For those fortunate enough to have known Senna intimately, many were able to recognize that he was not like other drivers. He had a belief in himself and a drive to win that belied his shy and somewhat humble nature off the track.
Behind the wheel he had an intensity that brought about some great rivalries. His bouts with Alain Prost, of course were paramount among them but the Brazilian battled Nigel Mansell and others in the F1 fraternity. He also fought Jean-Marie Balestre, head of the FIA, and whose French ancestry tended to find him on the side of Prost.
But when the race was over, Senna was much more than just a driver, especially to the people of his homeland. At a time when Brazil was in such turmoil, he seemed able to bridge the gap between rich and the immense number of poverty-stricken people in the countryside. He brought them together in his life and in his death.

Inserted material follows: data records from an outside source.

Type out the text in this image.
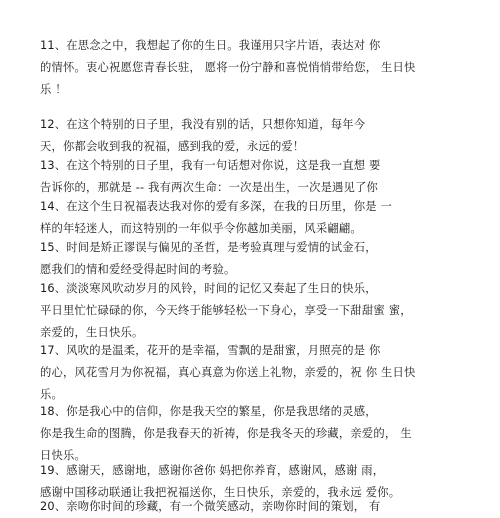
11、在思念之中，我想起了你的生日。我谨用只字片语，表达对 你
的情怀。衷心祝愿您青春长驻， 愿将一份宁静和喜悦悄悄带给您， 生日快
乐 ！

12、在这个特别的日子里，我没有别的话，只想你知道，每年今
天，你都会收到我的祝福，感到我的爱，永远的爱！

13、在这个特别的日子里，我有一句话想对你说，这是我一直想 要
告诉你的，那就是 -- 我有两次生命：一次是出生，一次是遇见了你

14、在这个生日祝福表达我对你的爱有多深，在我的日历里，你是 一
样的年轻迷人，而这特别的一年似乎令你越加美丽，风采翩翩。

15、时间是矫正谬误与偏见的圣哲，是考验真理与爱情的试金石，
愿我们的情和爱经受得起时间的考验。

16、淡淡寒风吹动岁月的风铃，时间的记忆又奏起了生日的快乐，
平日里忙忙碌碌的你，今天终于能够轻松一下身心，享受一下甜甜蜜 蜜，
亲爱的，生日快乐。

17、风吹的是温柔，花开的是幸福，雪飘的是甜蜜，月照亮的是 你
的心，风花雪月为你祝福，真心真意为你送上礼物，亲爱的，祝 你 生日快
乐。

18、你是我心中的信仰，你是我天空的繁星，你是我思绪的灵感，
你是我生命的图腾，你是我春天的祈祷，你是我冬天的珍藏，亲爱的， 生
日快乐。

19、感谢天，感谢地，感谢你爸你 妈把你养育，感谢风，感谢 雨，
感谢中国移动联通让我把祝福送你，生日快乐，亲爱的，我永远 爱你。

20、亲吻你时间的珍藏，有一个微笑感动，亲吻你时间的策划， 有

The 1994 San Marino Grand Prix will forever be known as one of the saddest in F1, not only because of Senna’s death but also that of Austrian driver Roland Ratzenberger who crashed during qualifying one day prior. Whether it was due to the design of the cars, due to mechanical failures or due to human error, we will probably never know. But what we do know is that the tragic events of that fateful race helped change the development of the sport, particularly with regard to safety. Since then, no driver has been killed during an F1 race weekend.